Ma il beneficio fiscale è solo parte dell'utilità complessiva che uno Stato può trarre dal passaggio dalla proibizione alla legalizzazione. La regolamentazione del mercato degli stupefacenti, infatti, si lega strettamente alla contabilità ufficiale della finanza pubblica, in quanto, fino a questo momento, le regole concordate a livello internazionale nel Sec95 per la contabilità nazionale non includono nel calcolo del Pil, e di conseguenza di tutti gli indicatori di stabilità dei conti pubblici di uno stato, le attività illegali, anche se queste rappresentano ormai una parte rilevante dell'economia degli stati sviluppati. Infatti, mentre il sommerso economico, come è noto, viene stimato e contabilizzato nel calcolo del Pil nazionale, l'economica illegale, pur rappresentando una percentuale consistente di transazioni, non viene inclusa nei conti nazionali. Alla luce di ciò, questo studio, concentrandosi sul caso italiano, tenta di sistematizzare costi e benefici della legalizzazione del mercati degli stupefacenti in Italia introducendo il valore aggiunto rappresentato da tale mercato, finora illegale, nella contabilità ufficiale del Pil nazionale.

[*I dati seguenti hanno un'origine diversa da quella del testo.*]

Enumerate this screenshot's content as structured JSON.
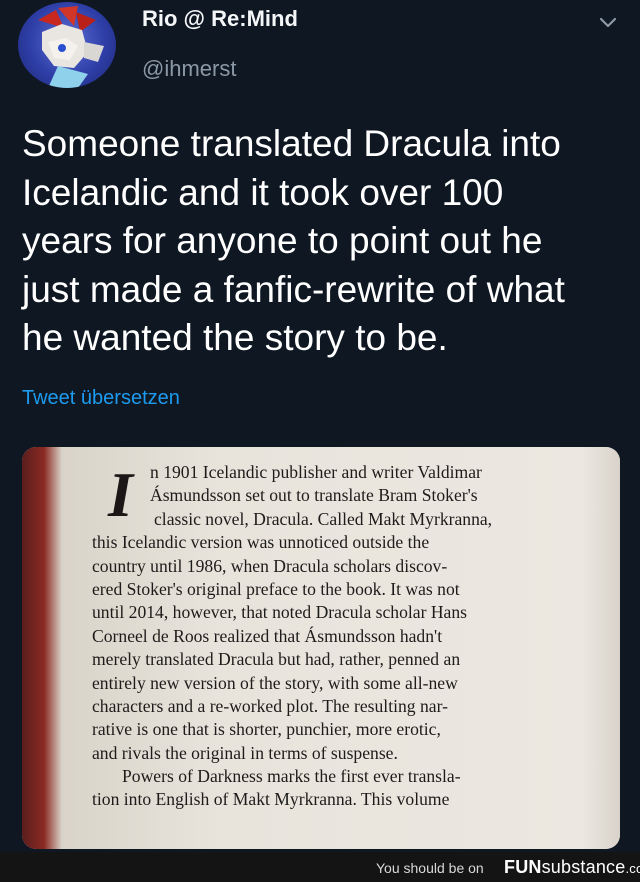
{
  "tweet": {
    "display_name": "Rio @ Re:Mind",
    "handle": "@ihmerst",
    "text_lines": [
      "Someone translated Dracula into",
      "Icelandic and it took over 100",
      "years for anyone to point out he",
      "just made a fanfic-rewrite of what",
      "he wanted the story to be."
    ],
    "translate_link": "Tweet übersetzen"
  },
  "book_page": {
    "drop_cap": "I",
    "lines": [
      "n 1901 Icelandic publisher and writer Valdimar",
      "Ásmundsson set out to translate Bram Stoker's",
      "classic novel, Dracula. Called Makt Myrkranna,",
      "this Icelandic version was unnoticed outside the",
      "country until 1986, when Dracula scholars discov-",
      "ered Stoker's original preface to the book. It was not",
      "until 2014, however, that noted Dracula scholar Hans",
      "Corneel de Roos realized that Ásmundsson hadn't",
      "merely translated Dracula but had, rather, penned an",
      "entirely new version of the story, with some all-new",
      "characters and a re-worked plot. The resulting nar-",
      "rative is one that is shorter, punchier, more erotic,",
      "and rivals the original in terms of suspense.",
      "Powers of Darkness marks the first ever transla-",
      "tion into English of Makt Myrkranna. This volume"
    ]
  },
  "footer": {
    "prefix": "You should be on",
    "brand_bold": "FUN",
    "brand_rest": "substance",
    "brand_suffix": ".com"
  },
  "colors": {
    "background": "#0e1722",
    "link": "#1d9bf0",
    "handle": "#8b98a5"
  }
}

Ardizzi et al. (2012) stimano che l'economia "non osservata"[2] in Italia abbia rappresentato nel 2008 il 31,1% del Pil, crescendo di 6,4 punti percentuali in soli tre anni (dal 2006 al 2008). In particolare, tale studio disaggrega l’economia non osservata in due componenti: 1) il sommerso economico (le transazioni legali ma nascoste al fisco); 2)l'economia illegale (le attività di produzione di beni e servizi la cui vendita, distribuzione o possesso sono proibite dalla legge, e le attività che, pur essendo legali, sono svolte da operatori non autorizzati). Il primo in Italia viene stimato dagli autori nel periodo 2005- 2008 in una media del 16,5% del Pil, valore confermato anche da un'altra ricerca dell'Istat[3] (2011) che valuta i flussi di tali transazioni in Italia oscillanti tra un minimo di 255 miliardi di euro e un massimo di 275 miliardi nel 2008, pari rispettivamente al 16,3% e al 17,5% del prodotto interno lordo. L'economia illegale, invece, stimata  secondo il metodo del Currency Demand Approach (Cda), rappresenterebbe in media tra il 2005 ed il 2008 circa l'11% del Pil italiano, in crescita di 3 punti percentuali tra il 2006 ed il 2008. Valore anche questo confermato dai dati Eurispes (Danna 2011)[4], che per il nello stesso periodo ha valutato in oltre 175 miliardi di euro il volume di affari da attività illegali, corrispondente all’11,3% del PIL.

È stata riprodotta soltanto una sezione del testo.